Since they are my customers, it's on me to transform my outputs to fit into their models...not the other way around. Simply giving them a dashboard of metrics doesn't suffice. Also, if I have to transform my own outputs after-the-fact then that tells me that I need to work on the inputs and/or the system. So, I'm working on both and this is a work-in-progress.
This is an example of a job (test-fit) story:
As a [Job Executor/Beneficiary] + who is + [Job] + [Situation]
you're trying to [Outcome] + "faster and more accurately"1
so that you can successfully [Job Step]
Note: we won't know the situation until after we go through a quantitative phase. Situation options are evaluated along with the Job model so we can explain needs-based segments based on their situations. The other method presumes the situation...which means it's almost always wrong. So, for testing-fitting, you can exclude the Situation.
If we were to take a job step, and a customer success metric that we're working on, we can quickly do a test-fit (just like a wood-worker will do a dry-fit) before making a final commitment, and without a lot of other people's opinions. A test-fit could cause you to make a change to your success metrics, or it could cause you to reconsider the job step.

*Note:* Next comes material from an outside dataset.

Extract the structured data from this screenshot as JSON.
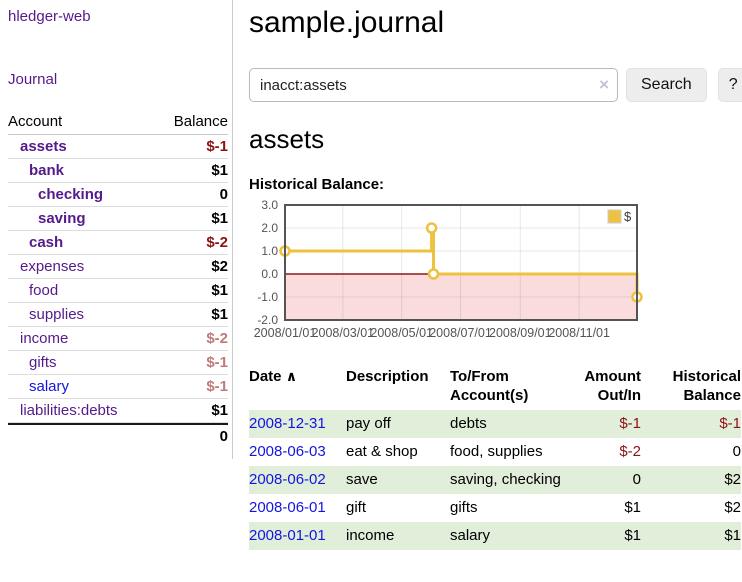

Let's take a look at a few metrics from a step in the job Marketers have when Developing a Qualified Lead (FYI - I've completely redone this model, and the update is coming right after this post as a series):
Select a target audience
Know2 what potential target audiences exist
Know which needs are a priority for each audience
Know how your solutions address the needs of each target audience
Know how much each audience spends to address their needs
Know how frequently each audience spends money to address their needs
Know how motivated each audience is to find a new solution
As a Marketer + who is + developing a qualified lead you're trying to know which needs are a priority for each audience faster and more accurately so that you can successfully select a target audience
As a Marketer + who is + developing a qualified lead you're trying to know how frequently each audience spends money to address their needs faster and more accurately so that you can successfully select a target audience
As a Marketer + who is + developing a qualified lead you're trying to know how motivated each audience is to find a new solution faster and more accurately so that you can successfully select a target audience
I'm sure you can see that I've changed the way I structure metrics. Of course, this will need to be tested more thoroughly, but I already know that the way I learned to do it is not resonating with my customers, and I would rather change it on the front end, than potentially change the meaning of the data on the back end.
As I've said, I’ve been unable to run some other models I've worked with through this test-fit without altering the structure of it numerous times for a single model. This works, so I'm going with it for now and we’ll see how it works.
I'd rather be approximately right that exactly wrong.